Recklinghausen. Der legendäre Theatermagier jettete direkt von Hongkong auf den Grünen Hügel. Ein bisschen müde sei er noch, sagt Jérôme Savary.

Man merkt es ihm nicht an, nicht die Spur. Der 65-jährige französisch-argentinische Regisseur weltberühmter Theater-Revuen macht Faxen und feixt. Ist ein quirliger Spaßmacher, ein gut gelaunter Dampfplauderer, dem die Freude an der Arbeit bei jedem Wort aus den Augen blitzt.

Sein Publikum will er an diesem Spaß teilhaben lassen, wenn er am Donnerstag, 22. Mai (18 Uhr), mit der Produktion „Happy End” Premiere bei den Ruhrfestspielen feiert. „Ich mag es, wenn das Publikum glücklich ist.” Er ist es auf jeden Fall mit der Komödie, deren Text Elisabeth Hauptmann unter dem Pseudonym Dorothy Lane schrieb, deren Songtexte von Bertolt Brecht stammen und deren Musik Kurt Weill komponierte.

Schwarze Jacke, schwarzer Hut („Hab' ich aus New Orleans mitgebracht”), schwarz-weiße Schuhe, greift Savary, der Weitgereiste, zur Diät-Cola und zur dicken Zigarre und lockt: „Fragen Sie ruhig auf Deutsch, ich verstehe das!” Kein Wunder, dieser Mann ist ein Multitalent, spricht fünf Sprachen fließend. Deutsch gehört nicht dazu, doch zahllose Gastspiele an Theatern und Opernhäusern haben sein Ohr geschult.

Savary führt jetzt Regie in der Koproduktion zwischen den Ruhrfestspielen und dem St. Pauli Theater Hamburg mit einem Stück, das sich ironisch mit dem Mythos Amerika auseinandersetzt. Mit dem Erfolg der „Dreigroschenoper” konnte es „Happy End” aber nie aufnehmen.

Der Regisseur weiß, warum: „Als ich das Skript gelesen habe, dachte ich: Der Text ist schlecht, viel zu langweilig.” Und er begann, die Geschichte rund um eine Heilsarmistin (gespielt von Angela Winkler) und einen Gangsterboss (Peter Lohmeyer) kräftig zu kürzen und schrill aufzupeppen.

Und drückte ihr den Savary-Stil auf. Heißt: „Ich bin ein altes, naives Kind und erzähle einfache Geschichten mit vielen Gags.” Ein bisschen Märchen, ein wenig Cartoon, ein Hauch von Marx Brothers. Und weil auch Brecht ein kindlicher Mensch gewesen sei, ist Savary sicher: „Er hätte diese Inszenierung gemocht.”

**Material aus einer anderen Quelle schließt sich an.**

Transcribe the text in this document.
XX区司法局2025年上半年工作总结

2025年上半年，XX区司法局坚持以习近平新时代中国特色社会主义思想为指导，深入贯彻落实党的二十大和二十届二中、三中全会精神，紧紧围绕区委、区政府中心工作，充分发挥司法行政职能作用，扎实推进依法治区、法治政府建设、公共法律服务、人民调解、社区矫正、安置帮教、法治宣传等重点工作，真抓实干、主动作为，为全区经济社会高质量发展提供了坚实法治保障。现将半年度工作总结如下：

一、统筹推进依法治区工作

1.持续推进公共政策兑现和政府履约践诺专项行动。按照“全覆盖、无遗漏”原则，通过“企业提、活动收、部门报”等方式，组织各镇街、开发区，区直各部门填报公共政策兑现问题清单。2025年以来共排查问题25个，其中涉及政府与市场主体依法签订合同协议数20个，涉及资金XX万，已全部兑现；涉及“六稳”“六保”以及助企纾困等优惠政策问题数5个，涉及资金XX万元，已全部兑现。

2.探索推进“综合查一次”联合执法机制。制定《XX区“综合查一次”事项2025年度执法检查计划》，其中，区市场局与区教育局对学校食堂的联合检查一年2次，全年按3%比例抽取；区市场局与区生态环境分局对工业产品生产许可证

In den letzten 20 Jahren leitete der Regisseur, der auch als Schauspieler und Autor Erfolge feierte, große Theater in Paris. Mit 65 aber wurde er im letzten Jahr gnadenlos in den Ruhestand verabschiedet.

So hat Savary wieder Zeit für das, was er liebt. Reist als Künstler rund um die Welt so wie einst mit seinem berühmten „Grand Magic Circus”. Nach Hongkong zum Beispiel. Und ulkt: „Ich habe viele Kinder von vielen Frauen, da muss ich Geld verdienen.” Die jüngste Tochter ist sieben. Und der Mann, der einst mit so mancher frivolen Szene Bühnen-Tabus brach, brav: „Ich mache nur noch Theater, das auch Kinder sehen können.”

Aber keine Sorge, dröge wird dieser Savary nicht, denn ein wenig Sexappeal und Perversität stecken auch unter der Uniform der Heilsarmistin.